Flávio pode se tornar beneficiário de uma briga que a princípio não é a sua: a luta do Judiciário para demarcar limites à atuação do Ministério Público. A reclamação pode ser a ocasião para ficar estabelecido se o Coaf pode ou não atender a pedidos do Ministério Público, uma decisão que pode ter um alcance muito maior do que a polêmica sobre o sigilo do filho do presidente. Pode marcar uma inflexão na tendência de fortalecimento do Ministério Público que se tornou patente nos últimos anos.

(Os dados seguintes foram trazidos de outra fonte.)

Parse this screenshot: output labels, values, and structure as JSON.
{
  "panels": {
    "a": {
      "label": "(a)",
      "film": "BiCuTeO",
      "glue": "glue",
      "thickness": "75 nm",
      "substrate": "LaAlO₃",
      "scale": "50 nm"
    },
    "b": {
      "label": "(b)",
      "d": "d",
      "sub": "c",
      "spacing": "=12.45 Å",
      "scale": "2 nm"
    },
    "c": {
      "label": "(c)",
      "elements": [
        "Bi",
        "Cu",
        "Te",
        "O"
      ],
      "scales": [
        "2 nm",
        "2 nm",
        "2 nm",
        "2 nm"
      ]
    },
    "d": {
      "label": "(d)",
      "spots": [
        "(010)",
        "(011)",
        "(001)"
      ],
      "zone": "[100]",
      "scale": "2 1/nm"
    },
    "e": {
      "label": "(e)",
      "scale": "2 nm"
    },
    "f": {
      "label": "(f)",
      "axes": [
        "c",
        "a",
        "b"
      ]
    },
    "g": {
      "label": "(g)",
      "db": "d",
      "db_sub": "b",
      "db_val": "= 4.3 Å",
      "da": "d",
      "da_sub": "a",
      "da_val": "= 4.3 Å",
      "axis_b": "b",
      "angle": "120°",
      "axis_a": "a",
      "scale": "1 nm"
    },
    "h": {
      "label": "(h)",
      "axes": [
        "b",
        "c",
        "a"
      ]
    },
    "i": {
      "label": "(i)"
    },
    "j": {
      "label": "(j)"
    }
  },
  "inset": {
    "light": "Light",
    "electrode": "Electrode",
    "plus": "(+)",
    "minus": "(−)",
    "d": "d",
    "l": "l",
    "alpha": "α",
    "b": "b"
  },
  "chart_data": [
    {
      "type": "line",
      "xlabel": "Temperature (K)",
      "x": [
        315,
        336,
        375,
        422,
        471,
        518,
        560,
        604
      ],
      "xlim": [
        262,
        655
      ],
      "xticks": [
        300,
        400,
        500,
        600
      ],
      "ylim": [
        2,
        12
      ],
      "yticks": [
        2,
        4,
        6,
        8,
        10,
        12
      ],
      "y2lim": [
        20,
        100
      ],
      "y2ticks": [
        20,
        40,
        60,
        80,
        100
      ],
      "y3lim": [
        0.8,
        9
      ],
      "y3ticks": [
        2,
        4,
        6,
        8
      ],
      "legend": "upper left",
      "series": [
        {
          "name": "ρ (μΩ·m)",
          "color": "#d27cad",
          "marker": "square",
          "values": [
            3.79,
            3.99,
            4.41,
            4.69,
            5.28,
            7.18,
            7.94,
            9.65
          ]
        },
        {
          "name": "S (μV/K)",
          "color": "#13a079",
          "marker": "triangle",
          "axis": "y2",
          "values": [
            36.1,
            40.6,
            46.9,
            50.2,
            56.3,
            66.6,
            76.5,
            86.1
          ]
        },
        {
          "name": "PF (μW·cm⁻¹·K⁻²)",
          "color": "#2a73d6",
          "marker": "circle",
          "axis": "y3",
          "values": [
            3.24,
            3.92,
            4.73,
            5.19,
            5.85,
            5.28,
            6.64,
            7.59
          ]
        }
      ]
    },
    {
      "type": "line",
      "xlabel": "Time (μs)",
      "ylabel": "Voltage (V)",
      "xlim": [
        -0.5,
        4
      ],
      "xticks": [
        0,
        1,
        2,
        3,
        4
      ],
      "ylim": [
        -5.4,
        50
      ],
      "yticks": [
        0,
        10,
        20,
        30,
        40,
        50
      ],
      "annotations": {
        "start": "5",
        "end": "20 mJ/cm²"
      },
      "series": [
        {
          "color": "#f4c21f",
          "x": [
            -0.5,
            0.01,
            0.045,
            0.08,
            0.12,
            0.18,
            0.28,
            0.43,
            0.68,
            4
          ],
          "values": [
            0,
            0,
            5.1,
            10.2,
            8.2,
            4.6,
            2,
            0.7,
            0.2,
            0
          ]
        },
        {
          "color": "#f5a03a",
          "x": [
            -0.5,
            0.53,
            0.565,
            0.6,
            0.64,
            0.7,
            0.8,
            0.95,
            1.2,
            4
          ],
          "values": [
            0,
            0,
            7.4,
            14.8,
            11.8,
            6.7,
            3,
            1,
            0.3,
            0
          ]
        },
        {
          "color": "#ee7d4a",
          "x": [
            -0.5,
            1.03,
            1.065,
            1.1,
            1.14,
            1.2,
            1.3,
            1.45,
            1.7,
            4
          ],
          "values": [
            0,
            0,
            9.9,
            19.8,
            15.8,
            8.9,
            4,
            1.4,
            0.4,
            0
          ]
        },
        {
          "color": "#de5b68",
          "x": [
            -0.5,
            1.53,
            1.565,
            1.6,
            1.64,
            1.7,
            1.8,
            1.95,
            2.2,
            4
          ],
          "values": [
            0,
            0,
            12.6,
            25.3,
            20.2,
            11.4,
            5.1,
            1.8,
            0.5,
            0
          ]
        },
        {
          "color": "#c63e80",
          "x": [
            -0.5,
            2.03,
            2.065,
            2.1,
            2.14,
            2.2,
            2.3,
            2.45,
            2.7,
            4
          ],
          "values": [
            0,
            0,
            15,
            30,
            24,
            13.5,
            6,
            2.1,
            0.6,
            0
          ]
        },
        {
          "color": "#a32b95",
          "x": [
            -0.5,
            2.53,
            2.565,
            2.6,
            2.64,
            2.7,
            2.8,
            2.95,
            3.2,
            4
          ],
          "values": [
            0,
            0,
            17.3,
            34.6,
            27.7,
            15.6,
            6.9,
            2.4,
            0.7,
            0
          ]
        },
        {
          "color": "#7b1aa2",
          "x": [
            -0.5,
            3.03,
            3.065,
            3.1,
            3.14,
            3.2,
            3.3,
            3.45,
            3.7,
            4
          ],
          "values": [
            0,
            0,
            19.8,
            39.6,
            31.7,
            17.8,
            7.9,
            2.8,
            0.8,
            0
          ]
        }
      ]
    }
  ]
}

A segunda linha é a sombra de alguma ação governamental no caso Flávio. Esta hipótese estava em baixa, já que o Planalto tem sinalizado que trata -se de uma situação particular do parlamentar, que deve se defender sozinho. A tese é de que Bolsonaro iria erguer um cordão sanitário em torno do próprio filho, soltando sua mão e o entregando à correnteza. A consulta pública aberta pelo Banco Central dá margem para que se coloque em dúvida se o cordão sanitário vai mesmo existir. Se o Banco Central acabar com a compulsoriedade de uma transação potencialmente suspeita ser comunicada ao Coaf, o cheque de R$ 24 mil de Fabrício Queiroz para a madrasta do senador, a primeira-dama Michelle Bolsonaro, poderia ter passado despercebido.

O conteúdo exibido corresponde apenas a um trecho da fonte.